Ghalibaf’s intervention matters because it shifts the conversation from a single chokepoint to the possibility of a twin-pressure strategy spanning two of the world’s most sensitive sea lanes. Reports on Friday said he framed the idea in a series of public questions on X, implying that if opponents continue to challenge Iran, Bab el-Mandeb could become another lever. That would deepen anxiety already visible across energy and freight markets after the fighting around Iran and the Gulf drove insurers, shipowners and commodity traders to price in prolonged disruption.
Hormuz sits at the heart of that fear. The strait, between Iran and Oman, carries a large share of globally traded crude and liquefied natural gas, and there are limited alternatives for moving comparable volumes out of the Gulf if traffic is obstructed. Reporting over the past week has shown that the route is not uniformly closed to all shipping, but it has become a selective corridor in which political alignment appears to affect passage. The transit this week of a French-owned CMA CGM vessel suggested that countries seen by Tehran as less hostile may still find a narrow path through, even as the wider route remains under severe strain.
Bab el-Mandeb would be a dangerous next step because of its role as the maritime entrance to the Suez route from the south.
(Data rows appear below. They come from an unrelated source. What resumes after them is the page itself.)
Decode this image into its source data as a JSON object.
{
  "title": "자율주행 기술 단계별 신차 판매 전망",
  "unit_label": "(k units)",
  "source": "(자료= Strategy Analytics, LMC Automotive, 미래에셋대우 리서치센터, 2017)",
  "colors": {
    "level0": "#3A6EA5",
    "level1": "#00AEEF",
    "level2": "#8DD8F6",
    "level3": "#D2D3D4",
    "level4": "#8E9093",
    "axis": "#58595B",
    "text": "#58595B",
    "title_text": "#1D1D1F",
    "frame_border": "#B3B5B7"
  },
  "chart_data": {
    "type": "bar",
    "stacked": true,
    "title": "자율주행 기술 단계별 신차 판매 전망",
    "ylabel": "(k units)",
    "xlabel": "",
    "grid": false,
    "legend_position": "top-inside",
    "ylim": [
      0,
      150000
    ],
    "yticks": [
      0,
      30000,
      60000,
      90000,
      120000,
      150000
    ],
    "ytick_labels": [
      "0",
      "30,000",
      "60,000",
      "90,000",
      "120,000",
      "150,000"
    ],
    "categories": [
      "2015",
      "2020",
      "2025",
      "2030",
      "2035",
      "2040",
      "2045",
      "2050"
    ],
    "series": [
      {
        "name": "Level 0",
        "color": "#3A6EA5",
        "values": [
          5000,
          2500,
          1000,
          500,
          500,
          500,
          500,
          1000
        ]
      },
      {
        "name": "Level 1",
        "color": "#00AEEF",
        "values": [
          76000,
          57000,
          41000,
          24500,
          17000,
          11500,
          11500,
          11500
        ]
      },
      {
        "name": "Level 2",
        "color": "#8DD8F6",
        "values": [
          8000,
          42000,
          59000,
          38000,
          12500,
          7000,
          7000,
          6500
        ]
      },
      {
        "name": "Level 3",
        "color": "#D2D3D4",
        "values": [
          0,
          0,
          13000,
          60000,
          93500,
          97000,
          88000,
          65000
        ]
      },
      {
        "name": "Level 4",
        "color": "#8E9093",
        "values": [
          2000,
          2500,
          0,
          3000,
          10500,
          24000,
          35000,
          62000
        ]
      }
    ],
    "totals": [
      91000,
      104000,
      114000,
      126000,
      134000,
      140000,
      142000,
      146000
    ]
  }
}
The passage links the Red Sea to the Gulf of Aden and the Arabian Sea, making it indispensable for cargo moving between Asia, the Gulf, Europe and the Mediterranean. According to the U. S. Energy Information Administration, much of the petroleum headed through the Suez Canal or the SUMED pipeline must first pass through Bab el-Mandeb, meaning simultaneous pressure on Hormuz and Bab el-Mandeb would hit supply chains on both the export and onward shipping legs.
That scenario also revives memories of the Red Sea security crisis, when attacks linked to Yemen’s Houthis forced many shipping lines to divert around the Cape of Good Hope, adding time and cost to voyages. Analysts have long warned that even sporadic attacks or credible threats around Bab el-Mandeb can send insurance premiums sharply higher and reduce vessel availability. If Hormuz remains politically restricted while Bab el-Mandeb turns kinetic, the combined effect would likely stretch beyond oil into consumer goods, industrial inputs and container schedules already vulnerable to geopolitical shocks.
The emerging pattern also underlines how Tehran may be trying to exploit geography rather than chase a conventional naval contest. By preserving limited access for some ships while signalling the ability to widen the crisis, Iran can keep opponents guessing, reward states it regards as neutral, and test how far global powers are willing to go to reopen maritime routes by force. That ambiguity is central to the pressure campaign: a complete closure would invite a direct response, while selective disruption can still squeeze markets and fracture diplomatic coalitions.
For Gulf producers and major importers in Asia and Europe, the risk is no longer confined to one flashpoint. Saudi Arabia and the UAE have alternative pipelines and ports, but Reuters reported this week that millions of barrels a day remain exposed despite diversion efforts, and physical fuel markets in Asia have already reacted sharply. A threat against Bab el-Mandeb would also place renewed focus on Egypt’s Suez revenues, European supply chains, and the cost burden on shipping firms that have spent months navigating conflict premiums from the Red Sea to the Gulf.